Fond memories of the Muster

The only way these hard core Muster-goers could cool down in sweltering conditions was to jump under the back of the Campbells water truck. Pictured (from left) is Dave Matthews from Geelong, Neily Bambrick and Yanni Angelo Maltabes, both from Gladstone.
The only way these hard core Muster-goers could cool down in sweltering conditions was to jump under the back of the Campbells water truck. Pictured (from left) is Dave Matthews from Geelong, Neily Bambrick and Yanni Angelo Maltabes, both from Gladstone.
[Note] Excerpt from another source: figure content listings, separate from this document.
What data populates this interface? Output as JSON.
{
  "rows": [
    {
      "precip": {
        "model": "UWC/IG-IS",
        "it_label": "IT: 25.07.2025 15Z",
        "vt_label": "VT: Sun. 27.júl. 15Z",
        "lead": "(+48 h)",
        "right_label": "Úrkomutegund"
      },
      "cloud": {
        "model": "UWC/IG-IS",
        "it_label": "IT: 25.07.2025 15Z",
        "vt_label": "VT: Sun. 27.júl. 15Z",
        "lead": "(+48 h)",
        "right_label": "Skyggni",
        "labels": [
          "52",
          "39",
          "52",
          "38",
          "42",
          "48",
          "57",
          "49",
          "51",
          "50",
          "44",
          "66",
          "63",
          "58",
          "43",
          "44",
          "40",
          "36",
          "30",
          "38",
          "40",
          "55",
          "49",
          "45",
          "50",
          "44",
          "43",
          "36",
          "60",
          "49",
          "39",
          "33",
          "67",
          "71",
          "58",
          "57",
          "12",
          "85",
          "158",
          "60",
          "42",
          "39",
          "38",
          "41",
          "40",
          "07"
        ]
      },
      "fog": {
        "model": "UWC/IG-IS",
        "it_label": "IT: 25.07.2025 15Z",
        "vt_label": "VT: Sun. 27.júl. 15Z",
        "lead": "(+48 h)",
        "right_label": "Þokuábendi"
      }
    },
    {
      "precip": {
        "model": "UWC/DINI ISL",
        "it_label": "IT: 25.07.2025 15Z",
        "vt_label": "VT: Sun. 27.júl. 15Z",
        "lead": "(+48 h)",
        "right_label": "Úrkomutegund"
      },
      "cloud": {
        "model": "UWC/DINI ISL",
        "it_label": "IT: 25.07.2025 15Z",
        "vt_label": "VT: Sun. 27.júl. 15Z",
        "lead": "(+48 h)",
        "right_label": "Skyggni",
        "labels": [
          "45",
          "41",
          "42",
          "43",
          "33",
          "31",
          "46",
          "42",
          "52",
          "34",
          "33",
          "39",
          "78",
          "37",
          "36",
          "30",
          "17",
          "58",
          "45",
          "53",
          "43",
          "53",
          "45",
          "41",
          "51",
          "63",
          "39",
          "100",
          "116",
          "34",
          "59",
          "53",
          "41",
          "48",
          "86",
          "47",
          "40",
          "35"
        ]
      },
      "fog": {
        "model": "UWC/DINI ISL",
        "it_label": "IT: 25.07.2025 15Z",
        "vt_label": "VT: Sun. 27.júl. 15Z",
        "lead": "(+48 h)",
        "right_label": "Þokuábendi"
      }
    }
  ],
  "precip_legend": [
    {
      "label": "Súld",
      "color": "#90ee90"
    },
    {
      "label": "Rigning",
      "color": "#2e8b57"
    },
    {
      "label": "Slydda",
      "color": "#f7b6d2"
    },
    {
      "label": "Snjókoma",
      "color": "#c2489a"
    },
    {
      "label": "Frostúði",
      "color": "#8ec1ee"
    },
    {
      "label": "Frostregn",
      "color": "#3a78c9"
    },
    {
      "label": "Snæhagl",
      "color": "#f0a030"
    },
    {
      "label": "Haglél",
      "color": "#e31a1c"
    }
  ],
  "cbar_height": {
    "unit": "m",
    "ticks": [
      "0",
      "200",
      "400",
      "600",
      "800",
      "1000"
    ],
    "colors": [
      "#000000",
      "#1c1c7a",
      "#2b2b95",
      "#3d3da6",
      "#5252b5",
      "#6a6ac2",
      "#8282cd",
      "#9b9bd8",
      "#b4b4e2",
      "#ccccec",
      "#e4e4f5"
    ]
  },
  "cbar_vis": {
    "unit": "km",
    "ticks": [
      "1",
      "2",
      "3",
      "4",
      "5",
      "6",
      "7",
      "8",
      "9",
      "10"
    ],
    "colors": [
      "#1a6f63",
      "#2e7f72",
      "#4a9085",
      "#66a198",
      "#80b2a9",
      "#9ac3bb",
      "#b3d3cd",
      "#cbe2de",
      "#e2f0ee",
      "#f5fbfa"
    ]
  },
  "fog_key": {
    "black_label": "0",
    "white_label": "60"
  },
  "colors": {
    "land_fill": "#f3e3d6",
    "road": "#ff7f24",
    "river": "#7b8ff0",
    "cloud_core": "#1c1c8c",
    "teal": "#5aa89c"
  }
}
Craig Warhurst

FOR 11 months of the year the Amamoor Creek State Forest lies silent, the only sound the noise of crystal clear water trickling over rocks in Amamoor Creek and the lethargic ring of bellbirds calling in the forest.

Each year, as August nears, the forest is gradually taken over.
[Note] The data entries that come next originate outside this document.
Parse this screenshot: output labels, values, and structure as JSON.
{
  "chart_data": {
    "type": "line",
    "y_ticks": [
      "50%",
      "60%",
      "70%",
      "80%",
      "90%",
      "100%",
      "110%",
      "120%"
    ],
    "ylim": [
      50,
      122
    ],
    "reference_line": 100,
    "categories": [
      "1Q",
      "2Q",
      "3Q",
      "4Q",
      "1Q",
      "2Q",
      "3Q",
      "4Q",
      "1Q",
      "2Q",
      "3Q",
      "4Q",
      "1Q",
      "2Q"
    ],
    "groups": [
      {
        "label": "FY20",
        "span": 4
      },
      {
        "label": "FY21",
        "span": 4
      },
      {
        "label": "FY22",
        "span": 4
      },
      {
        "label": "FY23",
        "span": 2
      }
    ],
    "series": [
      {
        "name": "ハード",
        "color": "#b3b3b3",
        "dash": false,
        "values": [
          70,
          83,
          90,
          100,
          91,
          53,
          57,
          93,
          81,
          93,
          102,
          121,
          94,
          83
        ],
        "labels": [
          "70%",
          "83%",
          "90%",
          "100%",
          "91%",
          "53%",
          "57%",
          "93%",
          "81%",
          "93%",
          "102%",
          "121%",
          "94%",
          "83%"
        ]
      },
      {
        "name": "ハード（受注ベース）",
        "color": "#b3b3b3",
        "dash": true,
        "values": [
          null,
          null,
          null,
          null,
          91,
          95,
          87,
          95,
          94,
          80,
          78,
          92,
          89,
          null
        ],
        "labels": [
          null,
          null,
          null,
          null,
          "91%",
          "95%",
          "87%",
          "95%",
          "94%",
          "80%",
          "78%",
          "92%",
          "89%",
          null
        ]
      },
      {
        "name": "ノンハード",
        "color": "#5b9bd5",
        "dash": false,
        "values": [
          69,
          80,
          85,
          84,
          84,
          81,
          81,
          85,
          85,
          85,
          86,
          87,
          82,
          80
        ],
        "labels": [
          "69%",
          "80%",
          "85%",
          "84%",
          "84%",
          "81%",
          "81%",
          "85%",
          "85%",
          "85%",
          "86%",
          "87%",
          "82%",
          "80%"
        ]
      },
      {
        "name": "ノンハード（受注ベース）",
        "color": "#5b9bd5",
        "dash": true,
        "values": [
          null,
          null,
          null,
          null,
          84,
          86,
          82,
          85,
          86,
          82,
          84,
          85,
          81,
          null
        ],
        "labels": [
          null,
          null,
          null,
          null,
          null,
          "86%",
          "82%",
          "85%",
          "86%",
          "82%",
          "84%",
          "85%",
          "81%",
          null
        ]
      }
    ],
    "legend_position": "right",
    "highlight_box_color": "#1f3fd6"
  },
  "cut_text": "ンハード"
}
At first it is the early-bird campers and volunteers preparing the site.

Then, as the last weekend in August approaches, it reaches a crescendo with thousands gathering for a fun-filled weekend in the bush.
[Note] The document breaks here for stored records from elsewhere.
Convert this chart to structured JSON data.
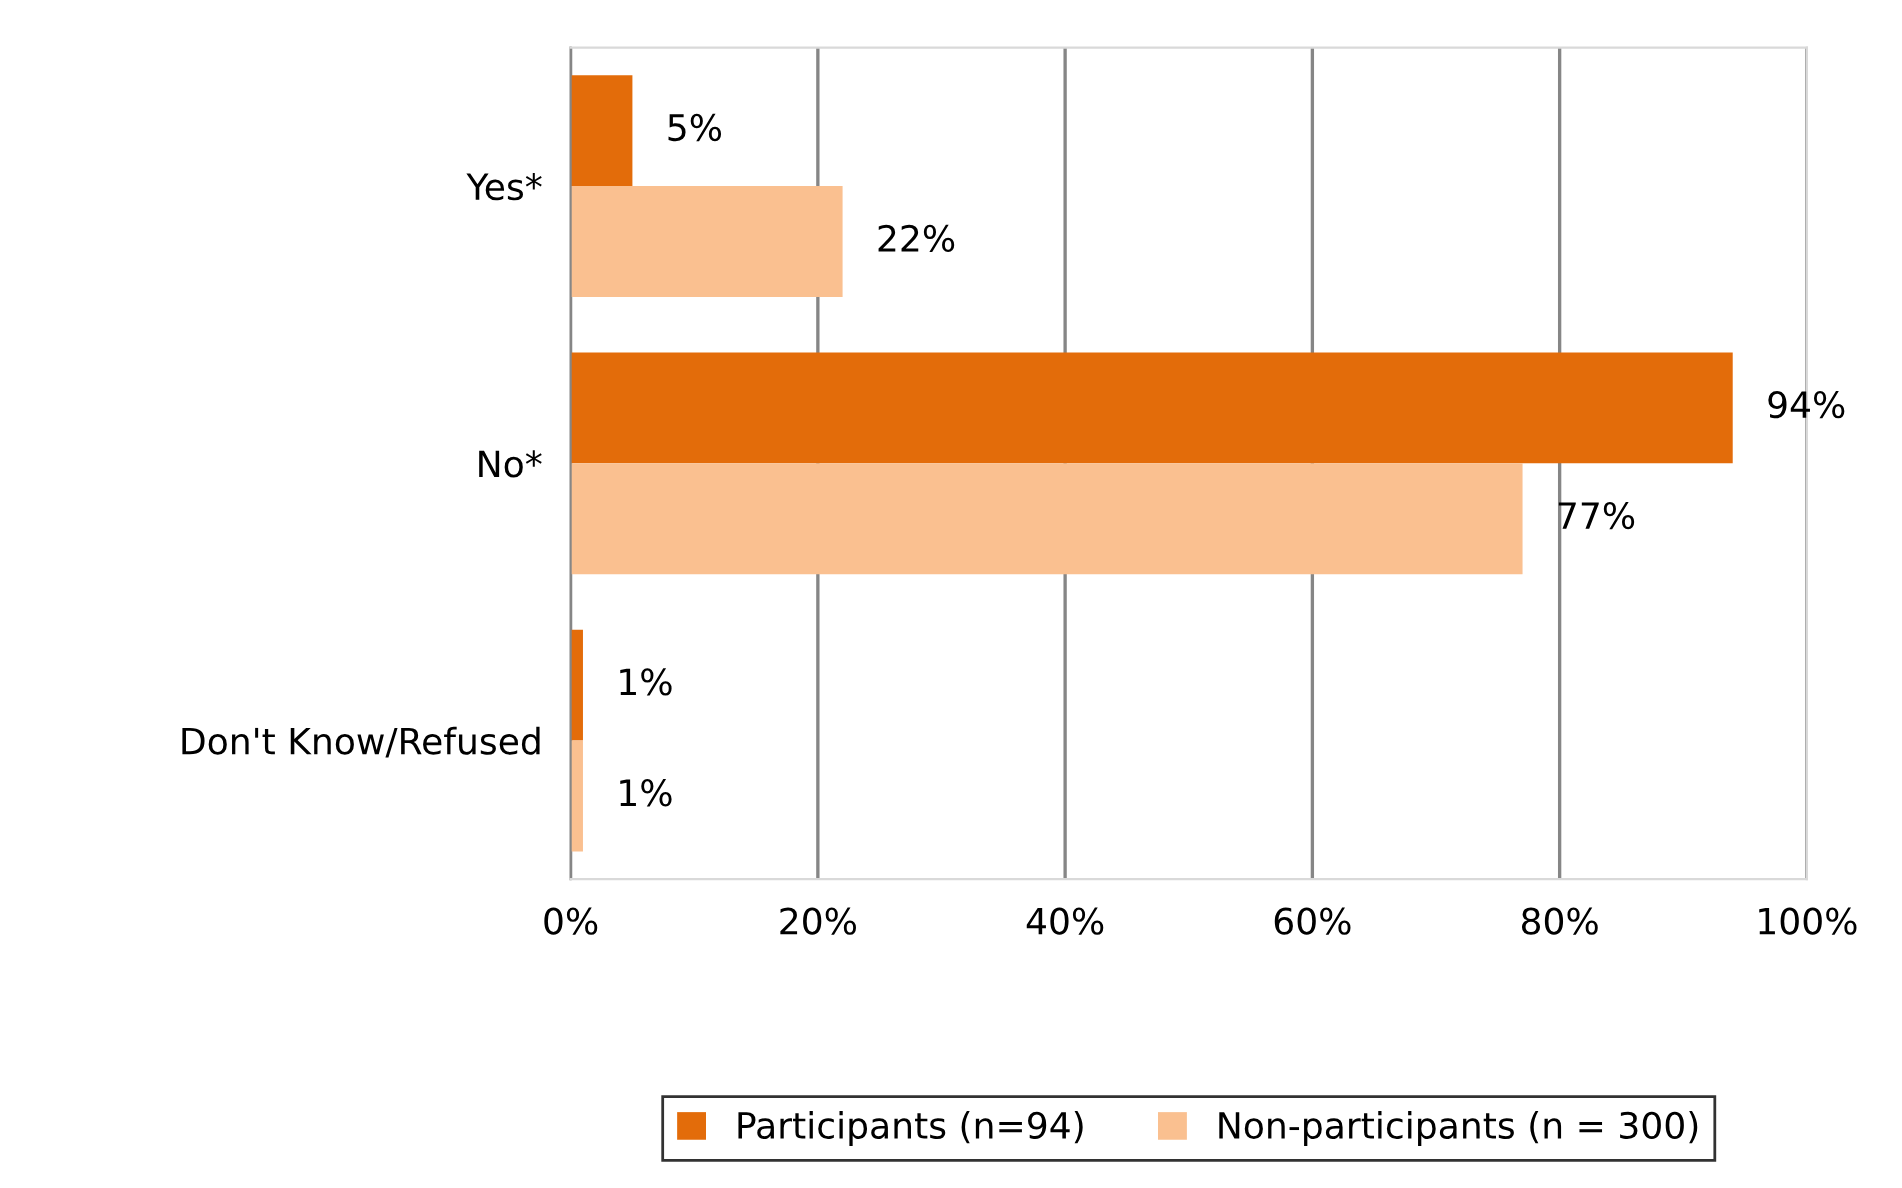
{
  "chart_data": {
    "type": "bar",
    "orientation": "horizontal",
    "categories": [
      "Yes*",
      "No*",
      "Don't Know/Refused"
    ],
    "series": [
      {
        "name": "Participants (n=94)",
        "color": "#e36c0a",
        "values": [
          5,
          94,
          1
        ],
        "value_labels": [
          "5%",
          "94%",
          "1%"
        ]
      },
      {
        "name": "Non-participants (n = 300)",
        "color": "#fac090",
        "values": [
          22,
          77,
          1
        ],
        "value_labels": [
          "22%",
          "77%",
          "1%"
        ]
      }
    ],
    "xlim": [
      0,
      100
    ],
    "xticks": [
      {
        "value": 0,
        "label": "0%"
      },
      {
        "value": 20,
        "label": "20%"
      },
      {
        "value": 40,
        "label": "40%"
      },
      {
        "value": 60,
        "label": "60%"
      },
      {
        "value": 80,
        "label": "80%"
      },
      {
        "value": 100,
        "label": "100%"
      }
    ],
    "grid": "x",
    "legend": "bottom"
  }
}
It's an action-packed time with entertainment everywhere, including the campsites.

My first memory of the Muster was one lazy Sunday afternoon in 1984.

I was mucking around in the backyard of my father's place on Glastonbury Rd as a long line of vehicles stretched, for what seemed like forever, into town.

At the time I had no idea the vehicles were coming home from one of the first Musters, at the Webb's Thorneside

property, and little did I know the impact the event would have on my adult working life.

Since then I have worked at 15 Musters and have some great memories and images of the event.

While enjoying capturing the stars and music legends like Slim Dusty, Jimmy Barnes and Kenny Rogers, the most memorable would have to be 2011.

Unfortunately, for organisers the heavens had opened up and swamped the site.

The night before Adam Brand wowed fans in teaming rain.

Next day, the Main Stage mosh pit had turned into a mud pit and the Muster diehards made the most of it.

The Hill became a massive slip and side, and mud wrestling a Muster sport.

I was trying to capture the mayhem and ventured too close.

Before I knew it, I was tackled into the slosh with about three over-friendly fans on top of me.

While sinking into the mud my only thought was to save my gear.

My right arm remained upright clutching my camera while I wrestled the attackers. Thankfully, another fan saved my gear, taking it from my outstretched hand.

I, however, wasn't so lucky and spent the rest of the day in mud-soaked clothes - not a good look when covering presentations in the VIP tent.

It's the fans that make the Muster what it is.

They're happy, friendly and looking for a good time.

Humour is the glue that gets people stuck on the Muster.

Anyone who takes a walk around the campsites soon works out it's all about fun and country camaraderie.

The campers welcome you into their sites with a beer, a bite to eat and conversation.

I have never witnessed a fight at the event, and never met any angry people there.

In fact it's the opposite. Like the muddy fans in the mosh pit, people can be too friendly and they all want is their photo taken.

Since my first Muster in 99, when I photographed the great Slim Dusty - who, by the way, was a gentleman and great to talk to - I've seen many changes.

The banning of eskies on the Hill and the protests surrounding it, the canning of the bonfire on the Hill and floods stopping fans getting to the event.

Even with the changes, the Muster is like no other event in Australia - it's special.

I hope I'm around to enjoy the next 15.